Born in Bolton, Massachusetts, Sullivan graduated from Hudson High School, and held advanced degrees from American University and George Washington University. He also held an honorary doctorate from Boston College.
Sullivan joined the FBI early in World War II, when he was dispatched by J. Edgar Hoover on an undercover intelligence mission to Spain. Sullivan returned to bureau headquarters in Washington, D.C., and took the first in a series of administrative posts that culminated in a decade as head of the domestic intelligence division, starting in 1961, and a brief tenure as the bureau's third-ranking official behind Hoover, the director, and his longtime friend and confidant, Clyde Tolson. According to his New York Times obituary, Sullivan was "the only liberal Democrat ever to break into the top ranks of the bureau."
Sullivan claimed Hoover's concerns about the American Communist Party were overemphasized when compared to violations of Federal civil rights laws in the segregated South. This friction worsened as Sullivan made his opinions public. Many bureau insiders considered Sullivan the logical successor to Hoover. However, on October 1, 1971, Hoover abruptly had the locks changed on Sullivan's door and removed his nameplate. Under the circumstances, Sullivan was forced to retire.
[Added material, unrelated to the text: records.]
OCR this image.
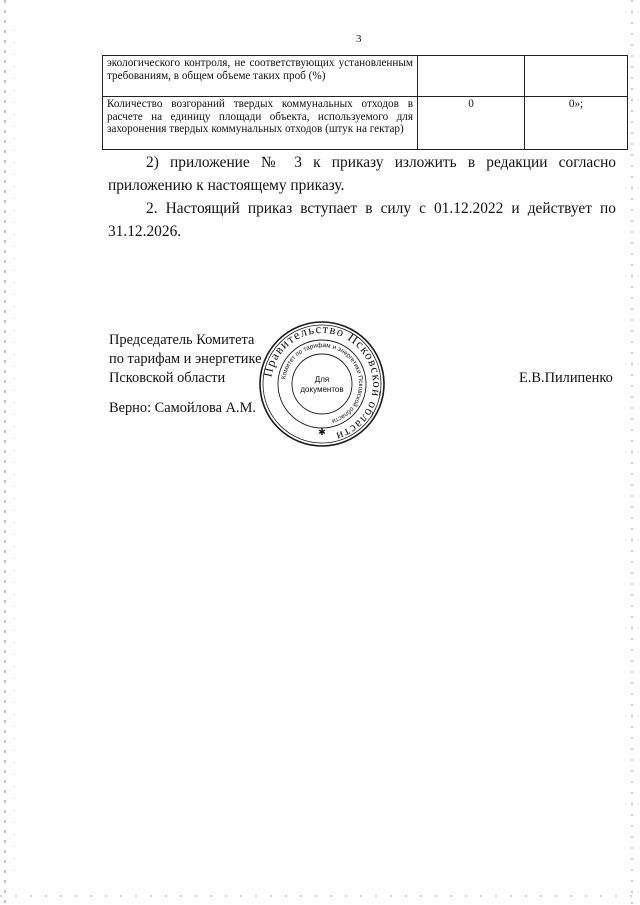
3
экологического контроля, не соответствующих установленным требованиям, в общем объеме таких проб (%)		
Количество возгораний твердых коммунальных отходов в расчете на единицу площади объекта, используемого для захоронения твердых коммунальных отходов (штук на гектар)	0	0»;
2) приложение № 3 к приказу изложить в редакции согласно приложению к настоящему приказу.
2. Настоящий приказ вступает в силу с 01.12.2022 и действует по 31.12.2026.
Председатель Комитета
по тарифам и энергетике
Псковской области
Верно: Самойлова А.М.
Е.В.Пилипенко
Правительство Псковской области
Комитет по тарифам и энергетике Псковской области
Для
документов
✱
Sullivan then became even more vocal about Hoover's controversial counterintelligence programs, collectively labeled COINTELPRO, including operations that he himself had conceived and administered. These were intended to spread confusion and dissension among extremist political groups in the U.S., ranging from the Communist Party (CPUSA) on the left to the Ku Klux Klan on the far right. In 1975, he testified before the Senate Intelligence Committee, "Never once did I hear anybody, including myself raise the question, is this course of action which we have agreed upon lawful, is it legal, is it ethical or moral?"